By Kerry Smith, Editor – St. Louis Construction News & Review Magazine
Although their populations are markedly different, O’Fallon, MO and Edwardsville, IL are benefitting from similar new construction developments and are governed by municipalities with similar visions and priorities.
Patrick McKeehan, O’Fallon’s economic development director, says the city of 87,800 population has experienced solid growth in 2017 and early 2018. For example, True Manufacturing is building a 200,000-square-foot distribution center on the north side of Interstate 70 that is expected to reach completion within the next few weeks.
“Summit Development Group is the developer and Contegra Construction Co. is the general contractor,” said McKeehan. “True Manufacturing is consolidating space from some smaller off-site warehouses to generate greater efficiencies on its campus in terms of production, finished goods and shipping.”
A $13 million I-70 outer road project is expanding capacity along O’Fallon’s primary transportation corridor to improve traffic flow and encourage new commercial activity, according to McKeehan. “Bids just opened on this critical transportation project,” he said, “which also involves MoDOT and St. Charles County. I-70 was originally built in the late 1950s. O’Fallon’s exponential growth has increased demand on the road system.”
By the end of June, the first phase of a $25 million sports destination project known as Missouri Rush Sports Park will be completed. Cornerstone Contracting Services is the general contractor and 40DD Sports is the developer. McKeehan says the initial phase includes four all-weather soccer fields and a clubhouse with restaurant. The sports complex is strategically located at Highway DD and I-64.

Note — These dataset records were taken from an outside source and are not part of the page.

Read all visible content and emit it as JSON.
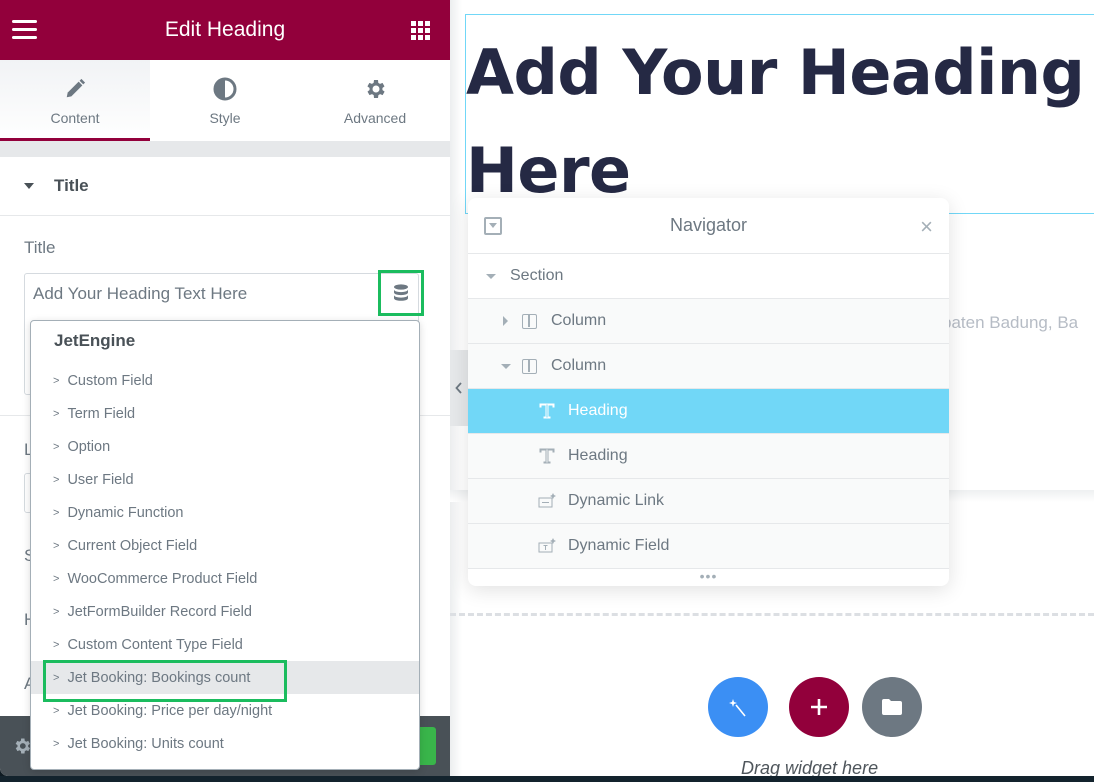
{
  "panel": {
    "title": "Edit Heading",
    "tabs": [
      {
        "label": "Content",
        "icon": "pencil-icon",
        "active": true
      },
      {
        "label": "Style",
        "icon": "contrast-icon",
        "active": false
      },
      {
        "label": "Advanced",
        "icon": "gear-icon",
        "active": false
      }
    ],
    "section": {
      "title": "Title"
    },
    "title_control": {
      "label": "Title",
      "value": "Add Your Heading Text Here",
      "dynamic_icon": "database-icon"
    },
    "hidden_labels": [
      "L",
      "S",
      "H",
      "A"
    ]
  },
  "dropdown": {
    "group": "JetEngine",
    "items": [
      {
        "label": "Custom Field"
      },
      {
        "label": "Term Field"
      },
      {
        "label": "Option"
      },
      {
        "label": "User Field"
      },
      {
        "label": "Dynamic Function"
      },
      {
        "label": "Current Object Field"
      },
      {
        "label": "WooCommerce Product Field"
      },
      {
        "label": "JetFormBuilder Record Field"
      },
      {
        "label": "Custom Content Type Field"
      },
      {
        "label": "Jet Booking: Bookings count",
        "highlighted": true
      },
      {
        "label": "Jet Booking: Price per day/night"
      },
      {
        "label": "Jet Booking: Units count"
      }
    ],
    "arrow": ">"
  },
  "canvas": {
    "heading_line1": "Add Your Heading T",
    "heading_line2": "Here",
    "address_fragment": "paten Badung, Ba",
    "drag_text": "Drag widget here",
    "buttons": [
      {
        "name": "ai-magic-button",
        "icon": "magic-wand-icon",
        "color": "#3b8ff4"
      },
      {
        "name": "add-section-button",
        "icon": "plus-icon",
        "color": "#92003b"
      },
      {
        "name": "template-library-button",
        "icon": "folder-icon",
        "color": "#6d7882"
      }
    ]
  },
  "navigator": {
    "title": "Navigator",
    "close": "×",
    "dots": "•••",
    "rows": [
      {
        "label": "Section",
        "type": "section"
      },
      {
        "label": "Column",
        "type": "column-collapsed"
      },
      {
        "label": "Column",
        "type": "column-expanded"
      },
      {
        "label": "Heading",
        "type": "heading",
        "selected": true
      },
      {
        "label": "Heading",
        "type": "heading"
      },
      {
        "label": "Dynamic Link",
        "type": "dynamic-link"
      },
      {
        "label": "Dynamic Field",
        "type": "dynamic-field"
      }
    ]
  },
  "colors": {
    "brand": "#92003b",
    "highlight_box": "#1bbc5e",
    "selected": "#71d7f7",
    "heading_text": "#252944"
  }
}
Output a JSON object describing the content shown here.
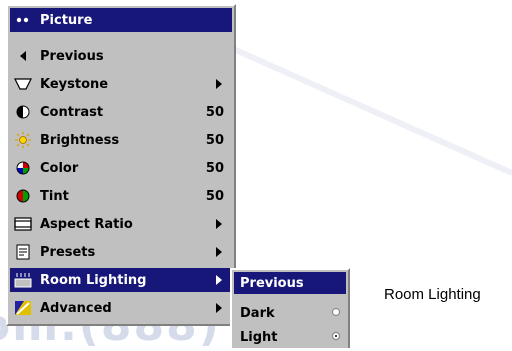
{
  "menu": {
    "title": "Picture",
    "items": [
      {
        "label": "Previous"
      },
      {
        "label": "Keystone"
      },
      {
        "label": "Contrast",
        "value": "50"
      },
      {
        "label": "Brightness",
        "value": "50"
      },
      {
        "label": "Color",
        "value": "50"
      },
      {
        "label": "Tint",
        "value": "50"
      },
      {
        "label": "Aspect Ratio"
      },
      {
        "label": "Presets"
      },
      {
        "label": "Room Lighting"
      },
      {
        "label": "Advanced"
      }
    ]
  },
  "submenu": {
    "items": [
      {
        "label": "Previous"
      },
      {
        "label": "Dark"
      },
      {
        "label": "Light"
      }
    ]
  },
  "caption": "Room Lighting",
  "colors": {
    "highlight": "#17177a",
    "menu_bg": "#c0c0c0"
  }
}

With a population of roughly one-third that of O’Fallon, MO, Edwardsville is enjoying a similar resurgence in commercial development across multiple sectors. Walter Williams, Edwardsville’s director of economic/community development, says World Wide Technology’s latest announcement that it is breaking ground on twin Gateway Commerce Center warehouses – each spanning one million square feet – is tangible evidence of serious investment in what Edwardsville has to offer companies. The builder has not yet been announced.
“Edwardsville’s continued success is attributable to our ability to attract investors and job creators,” said Williams.
Both McKeehan and Williams see parallels in the types of development that the two cities are attracting. O’Fallon, MO and Edwardsville are enjoying bustling hospitality development, sports destination development and warehouse-distribution investment. Like O’Fallon, the $12 million, 70-acre Plummer Family Sports Park near I-55, named for Edwardsville builder/developer Robert L. Plummer, is in the development stage.
Just as Edwardsville is known for high-tech manufacturing and distribution with its two advanced logistics parks, O’Fallon, MO is home to a large financial services cluster anchored by CitiMortgage and MasterCard’s global operations and technology center. According to McKeehan, O’Fallon has more than 6,000 employees in the industry sector.
“There are many commonalities between Edwardsville, IL and O’Fallon, MO, including highway access, strong geographic position, affordable housing, family oriented amenities, and with forward-thinking local government,” McKeehan said. “I think these commonalities all contribute to economic success.”
McKeehan emphasizes that the plusses inherent in the two municipalities that are attracting local, regional and national investment these days can also be found in other neighboring cities within the St. Louis MSA.
“St. Peters, MO has similar qualities as Edwardsville and O’Fallon,” said McKeehan, noting that the neighboring community was Amazon’s choice to build a 1,500-employee, 800,000-square-foot fulfillment center in the Premier 370 Business Park. This new operation is similar to the one in Edwardsville and is Amazon’s first fulfillment center in Missouri.
O’Fallon-Shiloh, IL is another investment-friendly community, according to McKeehan.
“I see O’Fallon-Shiloh in a similar position of strength,” he said. “All of these communities are centered on key transportation corridors that enable each to attract large commercial and industrial development.”